The D. Min. program will focus on the practice of ministry, equipping students with knowledge to enhance personal ministries. The first cohort of students begin the program in summer 2011.
“Lipscomb’s D. Min. program prepares students to live missionally in the world. The degree focuses on spiritual formation as the primary tool for leading. Students are provided the training to equip those under their spiritual care to fully participate in God’s mission for creation,” said Earl Lavender, executive director of the Institute for Christian Spirituality.
“We want to train leaders to deepen their participation in the missional heart of God through the spiritual disciplines. Recent studies have shown that the lack of spiritual depth of congregants is a factor in many of the difficulties faced in today’s church. A new type of leader is needed, one that is capable of training believers to grow deeper into the purposes of God.”
John York, director of the D. Min. program, said that the ultimate goal of the program is to “increase not only the minister’s capacities within a congregation, but also to develop a congregation’s role as the primary location for doing theology.”
The Lipscomb D. Min. is a 36-hour program that combines four two-week residencies as well as online and research courses. It is designed to be completed over the course of three years. The D. Min. builds on three years of master’s level work, such as the Master’s of Divinity or its equivalent, and a minimum of three years’ ministry experience.
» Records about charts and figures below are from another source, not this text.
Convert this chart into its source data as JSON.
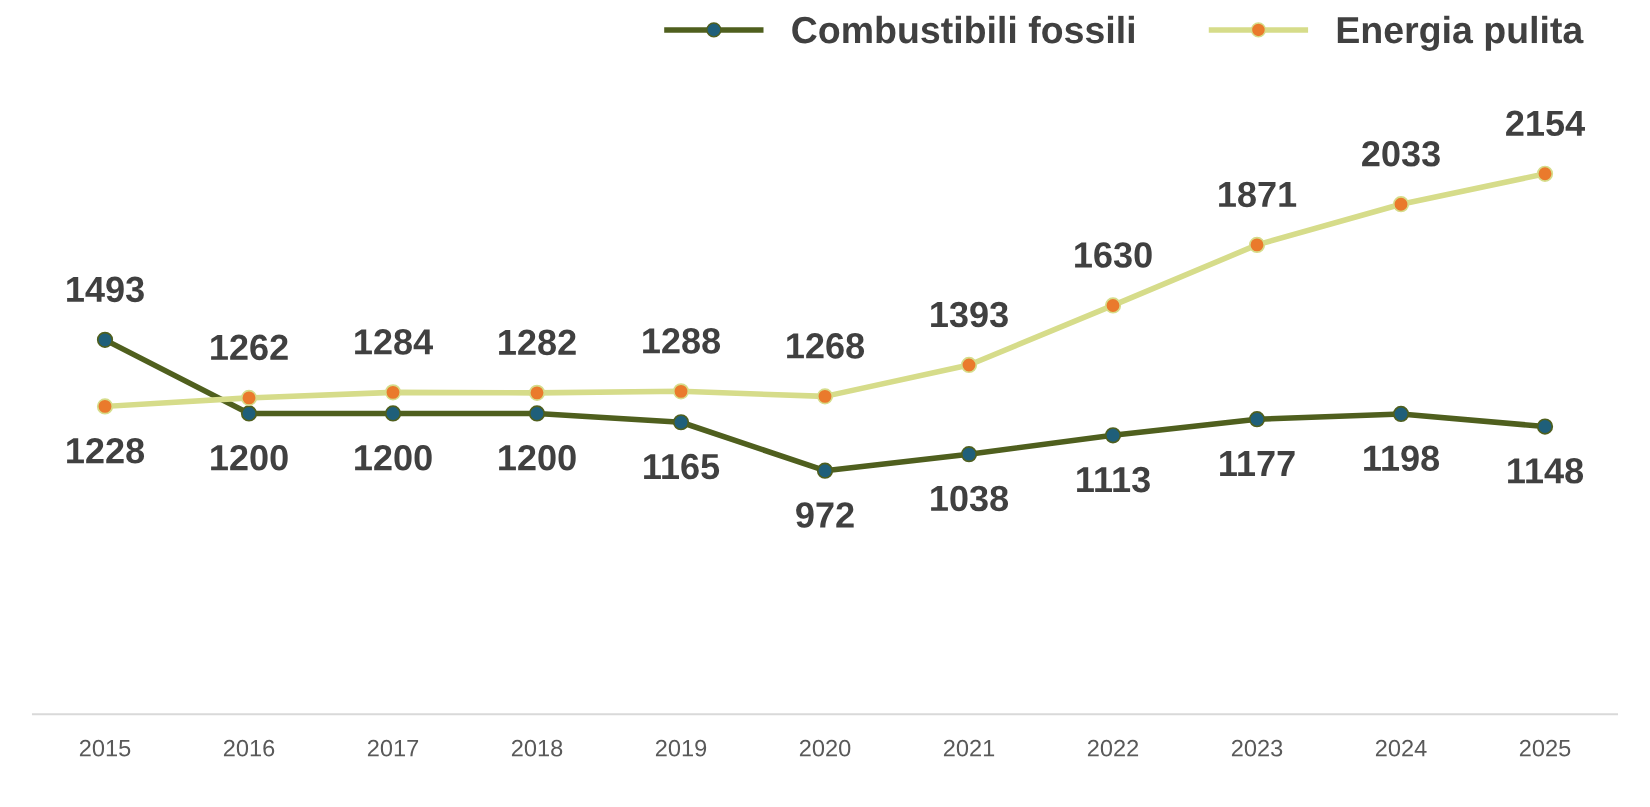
{
  "chart_data": {
    "type": "line",
    "categories": [
      "2015",
      "2016",
      "2017",
      "2018",
      "2019",
      "2020",
      "2021",
      "2022",
      "2023",
      "2024",
      "2025"
    ],
    "series": [
      {
        "name": "Combustibili fossili",
        "color": "#4f5f1e",
        "colors": [
          "#1f5f7a",
          "#1f5f7a",
          "#1f5f7a",
          "#1f5f7a",
          "#1f5f7a",
          "#1f5f7a",
          "#1f5f7a",
          "#1f5f7a",
          "#1f5f7a",
          "#1f5f7a",
          "#1f5f7a"
        ],
        "values": [
          1493,
          1200,
          1200,
          1200,
          1165,
          972,
          1038,
          1113,
          1177,
          1198,
          1148
        ]
      },
      {
        "name": "Energia pulita",
        "color": "#d6dc8a",
        "colors": [
          "#ea7a2c",
          "#ea7a2c",
          "#ea7a2c",
          "#ea7a2c",
          "#ea7a2c",
          "#ea7a2c",
          "#ea7a2c",
          "#ea7a2c",
          "#ea7a2c",
          "#ea7a2c",
          "#ea7a2c"
        ],
        "values": [
          1228,
          1262,
          1284,
          1282,
          1288,
          1268,
          1393,
          1630,
          1871,
          2033,
          2154
        ]
      }
    ],
    "tick_labels": "x",
    "data_labels": true,
    "legend": "top right",
    "grid": false,
    "marker": "circle",
    "line_style": "solid"
  }
}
York said the program focuses on:
• Experiences and practices that the Holy Spirit uses to transform;
• Becoming spiritual companions with others who encourage continual growth;
• Participation in communal learning, within cohorts and congregations, and the generative theology of shared faith and practice;
• Drawing out the gifts that have been given by God to serve the world and training individuals and communities to use them appropriately;
• Biblical and theological reflection on the church’s location in the world as image of Christ and outpost of the kingdom of God;
• Training in the spiritual practices and ministry performances that, in turn, become competencies to train others; and
• Critical awareness of one’s social and cultural context, along with best practices of leadership necessary for enactment of the Gospel.